L'UE ne rappelle à l'ordre que les faibles
Pour Delo, l'UE commet une erreur en ne prenant pas position sur le dossier brûlant de la crise catalane :
«L'indépendance de la Catalogne est une question politique. L'UE donne surtout l'impression de ne pas être une organisation politique. Sinon, il y a belle lurette qu'elle aurait entendu les appels au secours de la Catalogne. Et presque tous les chefs de gouvernement européens et leurs ministre des Affaires étrangères n'auraient pas répété pendant des années que la question catalane était une question interne, du ressort de l'Espagne. ... C'est en raison de sa puissance économique que l'Espagne n'a jamais été rappelée à l'ordre par qui que ce soit au sein de l'UE. Seuls des Etats plus faibles, comme la Hongrie et la Pologne, ont été mis à l'index de temps à autre. ... La politique européenne est exsangue et la crise politique considérable - en Catalogne et en Espagne, mais aussi dans l'Europe des doubles standards.»
Pas de démocratie en dehors de l'état de droit
L'arrêt rendu par les juges donne la priorité à l'Etat de droit, se félicite le rédacteur en chef de Corriere del Ticino, Fabio Pontiggia :
«La Cour suprême a rappelé une vérité qu'on oublie trop souvent à notre époque dominée par le populisme : il n'y a pas de démocratie en dehors de l'Etat de droit. ... En d'autres termes, aucun droit politique ne peut être exercé en violant les lois et la constitution d'un pays libre et démocratique. ... Les douze représentants séparatistes n'ont pas été condamnés pour leurs idées, pour leur vision politique, qu'ils ont toute latitude de propager librement, mais pour des actes criminels qu'ils ont commis dans la tentative unilatérale de les mettre en œuvre.»
L'UE devrait se pencher sur la justice espagnole
De Morgen entend les choses d'une autre oreille :
«Quand la résistance politique démocratique est considérée comme un crime, alors l'Etat de droit se craquelle.
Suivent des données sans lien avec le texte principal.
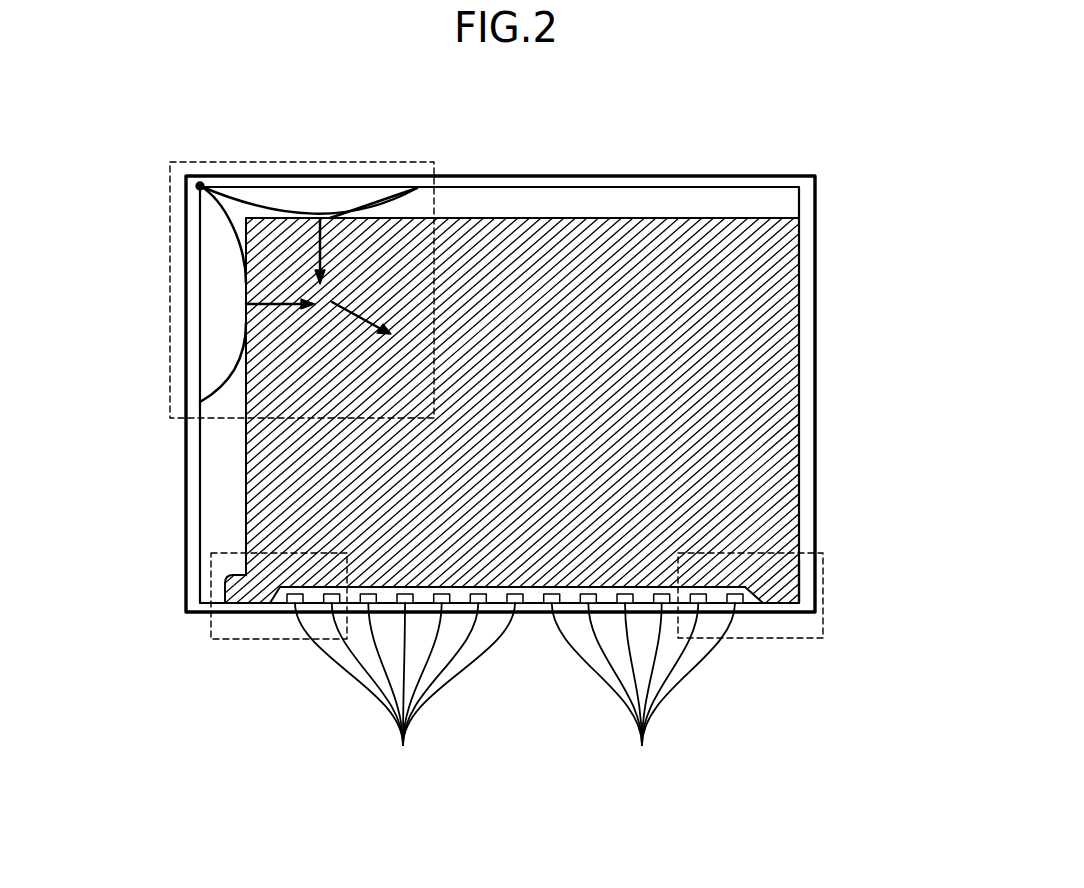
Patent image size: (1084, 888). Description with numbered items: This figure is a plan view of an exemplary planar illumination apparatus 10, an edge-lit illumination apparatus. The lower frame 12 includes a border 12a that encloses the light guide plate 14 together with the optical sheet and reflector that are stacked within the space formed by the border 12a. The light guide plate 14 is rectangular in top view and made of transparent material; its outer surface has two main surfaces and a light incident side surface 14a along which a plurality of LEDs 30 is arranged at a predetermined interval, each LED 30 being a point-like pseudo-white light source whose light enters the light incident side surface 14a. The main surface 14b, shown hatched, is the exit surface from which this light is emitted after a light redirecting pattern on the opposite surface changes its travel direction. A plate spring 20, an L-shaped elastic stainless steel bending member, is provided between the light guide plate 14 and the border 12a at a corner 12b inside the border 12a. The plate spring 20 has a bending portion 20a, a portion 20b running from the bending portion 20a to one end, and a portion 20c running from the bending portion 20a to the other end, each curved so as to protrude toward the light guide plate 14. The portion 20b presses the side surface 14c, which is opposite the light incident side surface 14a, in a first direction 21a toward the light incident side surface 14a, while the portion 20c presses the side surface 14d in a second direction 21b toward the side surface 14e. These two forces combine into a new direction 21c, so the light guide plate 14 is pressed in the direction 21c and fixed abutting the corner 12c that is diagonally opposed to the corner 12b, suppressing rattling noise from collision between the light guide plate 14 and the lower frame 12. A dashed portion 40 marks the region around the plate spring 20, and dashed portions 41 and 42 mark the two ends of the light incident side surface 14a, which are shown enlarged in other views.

The planar illumination apparatus 10 is at (660, 139).
The lower frame 12 is at (697, 176).
The border 12a is at (597, 183).
The corner 12b is at (248, 186).
The corner 12c is at (782, 597).
The light guide plate 14 is at (547, 245).
The light incident side surface 14a is at (533, 587).
The main surface (exit surface) 14b is at (771, 401).
The side surface 14c is at (758, 217).
The side surface 14d is at (246, 490).
The side surface 14e is at (801, 457).
The plate spring 20 is at (221, 204).
The bending portion 20a is at (200, 182).
The portion 20b is at (363, 188).
The portion 20c is at (223, 228).
The direction 21a is at (321, 247).
The direction 21b is at (270, 305).
The direction 21c is at (365, 313).
The LED 30 is at (515, 688).
The portion 40 is at (170, 183).
The portion 41 is at (210, 623).
The portion 42 is at (823, 625).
Cela vaut tant pour les Etats membres de l'Union que sont la Pologne et la Hongrie que pour l'Etat membre qu'est l'Espagne. Cela ferait honneur à l'Union européenne qu'elle réagisse à la question catalane avec la même résolution que celle qu'elle témoigne aux développements en Europe de l'Est. ... Les séparatistes catalans ont lancé une tentative audacieuse, mais, n'ayant pas gagné assez clairement, ils ont opté pour la fuite en avant. Il n'en reste pas moins que dans un Etat de droit, la répression de l'adversaire politique ne saurait être la bonne réponse.»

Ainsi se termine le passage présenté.